A train rumbled past, rattling the privy door and shaking the ground under her feet, while Dora read the words over and over again, right down to the signature: Kathleen Fox (Matron). Then she snatched up the envelope and checked the address, just to make sure it had come to the right person.
She lowered the letter and stared ahead of her at the yellowing squares of newspaper stuck on a rusty nail on the back of the door. From somewhere outside she could hear their neighbour June Riley singing tunelessly. The sound seemed to be coming from miles away. None of it felt real.

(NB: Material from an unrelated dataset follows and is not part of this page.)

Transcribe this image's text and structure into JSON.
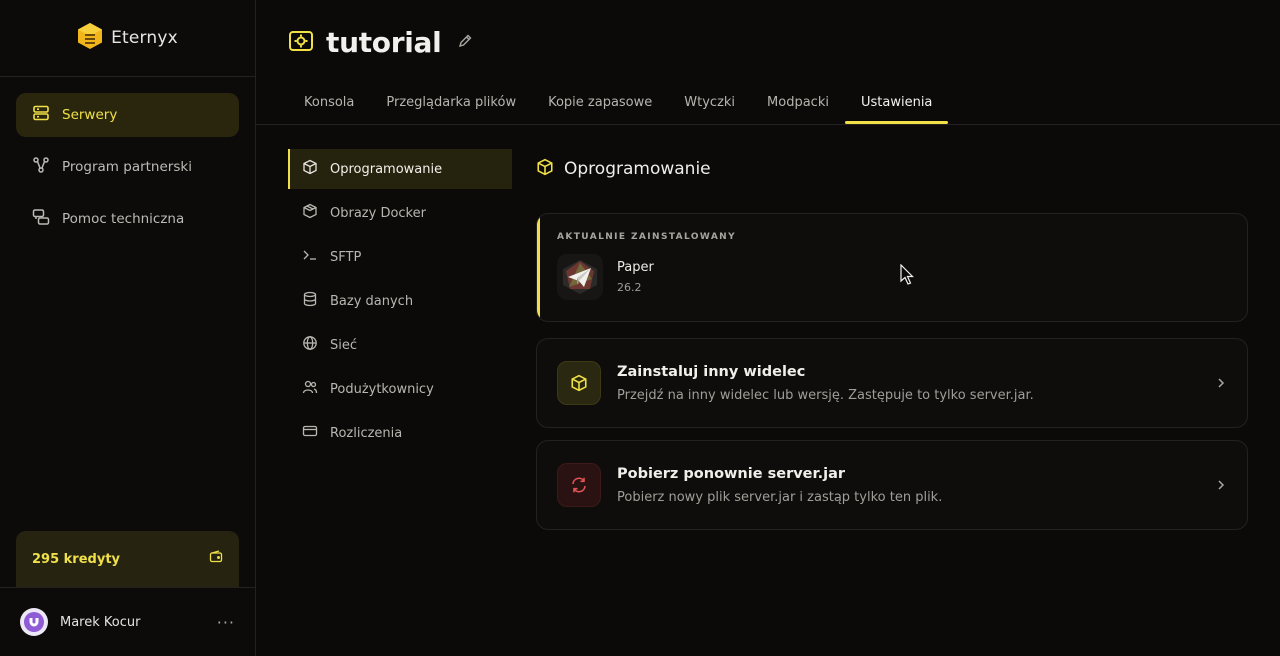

When she finally emerged she found her mother in the yard, sweeping the cracked paving slabs, her eyes fixed on the privy door. She froze when she saw Dora.
‘Well?’ she said.
Dora nodded, not trusting herself to speak. Rose Doyle gave a yelp of joy and dropped her birch broom with a clatter.
‘You did it!’ she cried, putting her arm around Dora. ‘Oh, Dor, I’m so proud of you!’
The rest of the family, who had been gathered around the back door, came out of the house and suddenly Dora was lost in a clamour of jumping, cheering and hugs. Nanna Winnie looked on from the doorway, her arms folded across her chest.
‘I don’t know why she’s bothering,’ she grumbled. ‘The glue factory was good enough for you and me, Rosie. Why does she have to be different?’
Next door, June Riley flung open the back door and stuck her head out, her thin face framed by a halo of spiky curlers. ‘Hello, what’s all the ruck about?’
‘Our Dora’s going to be a nurse,’ Rose called back, loudly enough for the rest of the street to hear.
June rushed out into the back yard in her dressing gown and slippers and stepped over the section of fence where the slats had broken, into the Doyles’ back yard.